If you had a way to tell more precisely what the "encoding" is (both for parsing and stringifying), then I think I could see its advantages, but it would still require some boilerplate to implement on the user's side.

That implementation definitely isn't secure. I've been thinking pretty hard about the other implementation offered by @WebReflection, and it seems like it would be secure at least: it transforms every object.

on top of that, it's an ad-hoc reviver which is the whole point I am trying to avoid ... you have a registry both ends so you can serialize on one end and de-serialize on the other without thinking but this would work wonders when it comes to cross programming languages barriers because you can brand your foreign PL through the registry and brand-back on the other side with ease.

A registry is a contract and in here it's meant to do exactly what JSON.rawJSON does but it's not confined to just primiteives, it works with primitives and literal objects or array, basically it works with JSON compatible values, never breaking its syntax/outcome/output.

also worth mentioning I've entirely changed my code/proposal, that would result into {"Uint8Array":[1,2]} but please don't stop at the Uint8Array example, this is about anything you want to transfer, an amend over the ugly toJSON() standard which has no way to be reliably resumed at the other end.

@WebReflection Could you provide some more complete/complex example code here annotated end to end? That example is so small that I think think I know what you're implying, but also only because I have extra context that came from somewhere else.

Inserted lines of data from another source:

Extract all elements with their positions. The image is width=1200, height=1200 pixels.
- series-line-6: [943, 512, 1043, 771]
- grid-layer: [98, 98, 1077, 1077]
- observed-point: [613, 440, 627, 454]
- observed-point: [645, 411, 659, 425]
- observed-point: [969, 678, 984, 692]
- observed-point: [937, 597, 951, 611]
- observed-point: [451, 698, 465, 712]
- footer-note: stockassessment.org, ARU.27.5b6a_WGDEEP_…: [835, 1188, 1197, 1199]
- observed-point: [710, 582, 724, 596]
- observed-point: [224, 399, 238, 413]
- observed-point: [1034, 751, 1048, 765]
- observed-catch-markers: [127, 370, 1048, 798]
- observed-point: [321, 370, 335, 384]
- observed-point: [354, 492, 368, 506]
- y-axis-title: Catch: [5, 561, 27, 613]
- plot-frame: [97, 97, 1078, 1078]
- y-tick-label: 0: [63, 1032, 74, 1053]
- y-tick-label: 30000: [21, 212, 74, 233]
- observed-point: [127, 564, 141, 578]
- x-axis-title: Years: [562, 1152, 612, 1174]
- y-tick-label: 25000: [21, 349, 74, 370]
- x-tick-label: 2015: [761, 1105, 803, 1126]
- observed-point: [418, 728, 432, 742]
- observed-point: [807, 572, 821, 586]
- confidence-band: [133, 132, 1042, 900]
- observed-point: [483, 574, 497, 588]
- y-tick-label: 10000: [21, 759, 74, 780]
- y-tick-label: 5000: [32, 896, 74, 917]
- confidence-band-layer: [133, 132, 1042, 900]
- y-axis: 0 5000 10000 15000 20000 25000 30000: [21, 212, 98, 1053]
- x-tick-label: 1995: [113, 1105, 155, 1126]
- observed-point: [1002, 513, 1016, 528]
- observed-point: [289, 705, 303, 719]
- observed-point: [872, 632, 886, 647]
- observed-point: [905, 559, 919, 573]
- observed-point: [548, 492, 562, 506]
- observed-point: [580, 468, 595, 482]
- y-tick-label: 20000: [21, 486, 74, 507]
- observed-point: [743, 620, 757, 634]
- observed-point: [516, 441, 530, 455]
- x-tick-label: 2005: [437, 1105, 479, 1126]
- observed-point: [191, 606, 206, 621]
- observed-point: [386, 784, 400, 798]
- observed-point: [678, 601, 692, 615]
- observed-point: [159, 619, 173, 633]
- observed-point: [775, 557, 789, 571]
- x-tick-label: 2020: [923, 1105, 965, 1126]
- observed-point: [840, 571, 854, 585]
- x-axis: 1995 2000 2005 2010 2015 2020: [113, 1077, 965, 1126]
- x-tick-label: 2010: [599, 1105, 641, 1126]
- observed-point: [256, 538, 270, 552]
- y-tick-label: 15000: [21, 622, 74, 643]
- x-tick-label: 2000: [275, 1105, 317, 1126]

I don't need to, my latest approach is nearly identical to what JSON.rawJSON(value) does:

Note that JSON.rawJSON() doesn't just produce a {"rawJSON": ...}object; it also brands that object so that JSON.stringify() knows to stringify it specially (as the contents of the value string). If you make that object yourself and try to use it, it's stringified as the object, not the value. (The only reason it's an object at all is because primitives can't hold brands like that, so we need to add a wrapper.)

As far as I can tell, your proposal is meant to address serialization & revival, however, which means you lose any branding opportunity and have to rely on actual text, so the bytes that get output by stringify do show the effects of the registry. Right? That is indeed a pretty different proposal to JSON.rawJSON(), then.